If I understand the problem correctly, it is asked to find V_AB i.e. the Thevenin voltage. Assuming the zener diode is in reverse breakdown region, voltage across it will be 6.2V, fixed. I believe the OP has assumed correct series-parallel combinations. But the voltage value I am getting is not 3.75V, which is obtained experimentally as said. Is there something wrong with the experimental value?

 

[mrowa196]

I've also measured the current and calculated experimental resistance and it was 4.64 Ohms, so very close to theoretical value of 4.60 Ohm. Hence, I think it was pretty accurate experiment.

 

[cnh1995]

I've also measured the current and calculated experimental resistance and it was 4.64 Ohms, so very close to theoretical value of 4.60 Ohm. Hence, I think it was pretty accurate experiment.

Was the zener diode in breakdown region? I mean was the voltage across it 6.2V? If yes, I think V_AB should be 2.14V.

 

[mrowa196]

The voltage applied was 12V.

Edit: I'm sorry. I measured the current and voltage for three applied voltages: 12, 15 and 18 V, but I need the value for 12V. I need to measure maximum theoretical power transfer.

 

[cnh1995]

The voltage applied was 12V.

Edit: I'm sorry. I measured the current and voltage for three applied voltages: 12, 15 and 18 V, but I need the value for 12V. I need to measure maximum theoretical power transfer.

Still if the zener voltage is maintained at 6.2V, V_AB will be same regardless of the supply voltage. Only the value of R1 will change.

 

[mrowa196]

Or maybe there is no enough information and I need to use the experimental value of voltage.

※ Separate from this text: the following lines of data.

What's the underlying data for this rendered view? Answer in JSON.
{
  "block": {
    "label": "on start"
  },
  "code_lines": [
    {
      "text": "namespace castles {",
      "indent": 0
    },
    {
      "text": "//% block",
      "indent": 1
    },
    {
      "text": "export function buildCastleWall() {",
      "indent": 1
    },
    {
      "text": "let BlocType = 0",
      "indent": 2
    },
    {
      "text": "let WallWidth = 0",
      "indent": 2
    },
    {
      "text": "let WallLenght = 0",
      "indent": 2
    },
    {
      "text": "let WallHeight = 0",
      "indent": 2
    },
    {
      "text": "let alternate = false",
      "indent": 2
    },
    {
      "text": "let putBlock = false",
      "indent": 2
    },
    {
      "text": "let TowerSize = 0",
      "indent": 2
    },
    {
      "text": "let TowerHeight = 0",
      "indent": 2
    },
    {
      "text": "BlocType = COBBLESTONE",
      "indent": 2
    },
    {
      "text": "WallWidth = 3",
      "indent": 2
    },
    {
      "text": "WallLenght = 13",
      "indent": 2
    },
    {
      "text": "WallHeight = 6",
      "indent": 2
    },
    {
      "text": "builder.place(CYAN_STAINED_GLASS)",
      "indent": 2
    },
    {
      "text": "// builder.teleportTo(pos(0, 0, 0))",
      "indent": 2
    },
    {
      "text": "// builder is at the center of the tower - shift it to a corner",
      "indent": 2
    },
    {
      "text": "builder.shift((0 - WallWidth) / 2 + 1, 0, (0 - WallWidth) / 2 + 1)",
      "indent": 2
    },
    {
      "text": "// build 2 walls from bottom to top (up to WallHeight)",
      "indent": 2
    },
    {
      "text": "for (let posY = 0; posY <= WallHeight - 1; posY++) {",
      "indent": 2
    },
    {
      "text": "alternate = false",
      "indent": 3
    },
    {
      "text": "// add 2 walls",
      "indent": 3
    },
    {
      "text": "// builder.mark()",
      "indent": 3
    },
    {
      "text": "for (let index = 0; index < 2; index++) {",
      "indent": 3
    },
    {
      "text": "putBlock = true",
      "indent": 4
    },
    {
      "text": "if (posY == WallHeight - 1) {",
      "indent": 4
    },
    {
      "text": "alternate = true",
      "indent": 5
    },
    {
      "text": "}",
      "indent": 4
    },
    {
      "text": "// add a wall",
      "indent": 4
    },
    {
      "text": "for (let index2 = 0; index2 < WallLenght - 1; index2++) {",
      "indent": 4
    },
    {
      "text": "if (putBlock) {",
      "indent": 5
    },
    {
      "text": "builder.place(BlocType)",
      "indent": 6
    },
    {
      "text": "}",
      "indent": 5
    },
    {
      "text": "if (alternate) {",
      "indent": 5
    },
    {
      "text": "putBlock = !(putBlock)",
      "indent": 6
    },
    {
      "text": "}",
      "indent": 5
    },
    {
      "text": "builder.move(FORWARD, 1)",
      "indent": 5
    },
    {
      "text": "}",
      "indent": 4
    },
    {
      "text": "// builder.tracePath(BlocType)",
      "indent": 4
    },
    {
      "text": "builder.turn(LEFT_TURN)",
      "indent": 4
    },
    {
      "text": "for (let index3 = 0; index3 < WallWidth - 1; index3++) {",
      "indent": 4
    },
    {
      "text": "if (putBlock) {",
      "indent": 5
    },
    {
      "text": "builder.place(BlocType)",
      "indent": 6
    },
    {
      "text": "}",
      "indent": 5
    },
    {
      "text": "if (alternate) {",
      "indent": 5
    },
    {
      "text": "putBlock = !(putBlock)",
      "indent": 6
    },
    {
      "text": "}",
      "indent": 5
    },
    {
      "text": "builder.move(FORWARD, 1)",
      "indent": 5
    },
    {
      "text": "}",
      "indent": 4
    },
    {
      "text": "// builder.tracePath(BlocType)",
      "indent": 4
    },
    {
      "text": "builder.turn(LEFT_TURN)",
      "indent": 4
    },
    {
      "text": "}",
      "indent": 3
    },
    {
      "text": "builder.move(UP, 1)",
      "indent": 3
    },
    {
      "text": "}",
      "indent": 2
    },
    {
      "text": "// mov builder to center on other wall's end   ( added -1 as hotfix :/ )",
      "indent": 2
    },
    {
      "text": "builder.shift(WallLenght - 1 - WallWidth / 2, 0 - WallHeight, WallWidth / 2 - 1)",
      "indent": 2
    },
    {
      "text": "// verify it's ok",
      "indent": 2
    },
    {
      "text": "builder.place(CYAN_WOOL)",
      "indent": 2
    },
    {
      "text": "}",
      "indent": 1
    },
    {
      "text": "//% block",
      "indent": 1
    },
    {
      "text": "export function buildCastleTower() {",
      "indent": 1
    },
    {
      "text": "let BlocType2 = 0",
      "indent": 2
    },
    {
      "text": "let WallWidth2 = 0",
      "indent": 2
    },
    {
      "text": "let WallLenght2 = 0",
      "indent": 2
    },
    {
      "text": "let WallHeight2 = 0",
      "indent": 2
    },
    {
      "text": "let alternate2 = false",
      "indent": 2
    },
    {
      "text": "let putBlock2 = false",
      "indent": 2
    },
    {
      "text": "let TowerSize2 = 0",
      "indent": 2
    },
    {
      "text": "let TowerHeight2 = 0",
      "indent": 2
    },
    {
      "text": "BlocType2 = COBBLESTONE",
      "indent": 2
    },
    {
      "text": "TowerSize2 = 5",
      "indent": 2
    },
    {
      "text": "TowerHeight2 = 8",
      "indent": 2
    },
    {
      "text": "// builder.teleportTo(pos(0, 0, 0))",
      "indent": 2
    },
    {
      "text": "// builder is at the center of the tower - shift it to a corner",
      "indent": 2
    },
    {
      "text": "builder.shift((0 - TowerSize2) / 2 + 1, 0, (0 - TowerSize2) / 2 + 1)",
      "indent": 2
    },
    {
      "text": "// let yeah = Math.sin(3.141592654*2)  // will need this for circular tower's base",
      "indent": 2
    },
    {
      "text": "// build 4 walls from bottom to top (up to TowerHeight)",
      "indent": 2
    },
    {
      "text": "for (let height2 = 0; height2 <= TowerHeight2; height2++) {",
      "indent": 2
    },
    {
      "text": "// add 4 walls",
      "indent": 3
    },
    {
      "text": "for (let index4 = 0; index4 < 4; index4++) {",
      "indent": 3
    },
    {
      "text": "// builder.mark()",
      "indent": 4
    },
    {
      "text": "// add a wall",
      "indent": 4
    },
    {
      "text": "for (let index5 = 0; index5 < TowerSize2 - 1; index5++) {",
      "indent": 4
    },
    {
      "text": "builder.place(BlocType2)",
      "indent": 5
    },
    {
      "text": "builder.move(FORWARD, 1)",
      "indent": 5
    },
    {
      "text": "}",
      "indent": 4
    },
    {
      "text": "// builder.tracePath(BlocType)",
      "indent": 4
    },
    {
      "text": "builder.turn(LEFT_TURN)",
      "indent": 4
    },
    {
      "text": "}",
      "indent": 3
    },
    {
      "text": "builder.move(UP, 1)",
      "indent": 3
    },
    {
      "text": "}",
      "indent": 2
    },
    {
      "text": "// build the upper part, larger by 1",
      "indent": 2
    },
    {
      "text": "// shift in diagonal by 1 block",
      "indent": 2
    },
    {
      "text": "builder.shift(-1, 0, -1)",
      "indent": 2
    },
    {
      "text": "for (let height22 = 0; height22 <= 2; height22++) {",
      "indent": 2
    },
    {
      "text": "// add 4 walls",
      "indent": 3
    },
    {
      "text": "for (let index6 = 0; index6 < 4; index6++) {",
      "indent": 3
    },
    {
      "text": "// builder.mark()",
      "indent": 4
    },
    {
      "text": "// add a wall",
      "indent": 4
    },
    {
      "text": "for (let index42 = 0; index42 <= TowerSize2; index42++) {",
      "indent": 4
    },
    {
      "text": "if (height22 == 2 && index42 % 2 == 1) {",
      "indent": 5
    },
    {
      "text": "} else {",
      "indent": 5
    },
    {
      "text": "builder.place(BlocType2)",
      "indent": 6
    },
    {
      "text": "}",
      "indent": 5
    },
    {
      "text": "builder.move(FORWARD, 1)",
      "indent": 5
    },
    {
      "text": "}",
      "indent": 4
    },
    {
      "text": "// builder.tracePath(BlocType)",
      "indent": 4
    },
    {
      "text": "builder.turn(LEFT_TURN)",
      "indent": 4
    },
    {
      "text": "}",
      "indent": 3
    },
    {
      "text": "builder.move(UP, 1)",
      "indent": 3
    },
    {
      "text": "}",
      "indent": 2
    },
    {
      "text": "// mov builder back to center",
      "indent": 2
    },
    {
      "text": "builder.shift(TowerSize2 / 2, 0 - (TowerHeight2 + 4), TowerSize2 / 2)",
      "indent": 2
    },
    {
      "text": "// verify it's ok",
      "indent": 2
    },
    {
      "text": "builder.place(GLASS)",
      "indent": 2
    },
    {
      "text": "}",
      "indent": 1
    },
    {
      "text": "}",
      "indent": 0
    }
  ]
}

After all what I need is to compare maximum theoretical power transfer and maximum experimental power transfer. Maybe I can only compare it by using theoretical value of resistance for one and experimental value of resistance for another while the voltage value would be experimental in both cases.

Edit: I read the problem again and it says specifically I need to use BOTH THEORETICAL values...

 

[mrowa196]

What if I ignored R3 and R4 part of the circuit and I would be left with:

Then I ignore R1 and 15 V source part and I would be just left with 6.2 "source" let's say and two resistors circuit. Then, using voltage dividor rule and the values of resistances of the resistors (5.6/(5.6+3.3))*6.2. That would give 3.9V at point A which is close enough to experimental value, but I just made this method up so I think it's bullshit.

 

[gneill]

Edit: I read the problem again and it says specifically I need to use BOTH THEORETICAL values...

Can you share the actual problem statement with us?

 

[mrowa196]

It's actually a lab report, so it's a whole document, but it's only one part of it - maximum power transfer.

 

[gneill]

The lab asks that you identify the values for resistors R2 and R4. What was involved in doing that?

 

[mrowa196]

Reading from the colour codes. That was checked - they are correct.

 

[gneill]

Did you also confirm that the other resistors (R3 and R5) actually had the values shown in the lab diagram?

I'm trying to understand how you could have measured 3.75 V across AB given this circuit arrangement. If the zener really is a 6.2 V one, then I'm not seeing a way to achieve this with the given component values.

 

[mrowa196]

Yes, I have. The resistances must be correct because theoretical and experimental values of resistances are almost identical.

 

[mrowa196]

I found the photo of the circuit.

 

[gneill]

Looking at the photo, I question whether the color code for R4 is Blue-Violet-Red (6.8 k) or Blue-Violet-Orange (68 k). If it's the latter it might explain your measured voltage. It would push it to around 3.8 V.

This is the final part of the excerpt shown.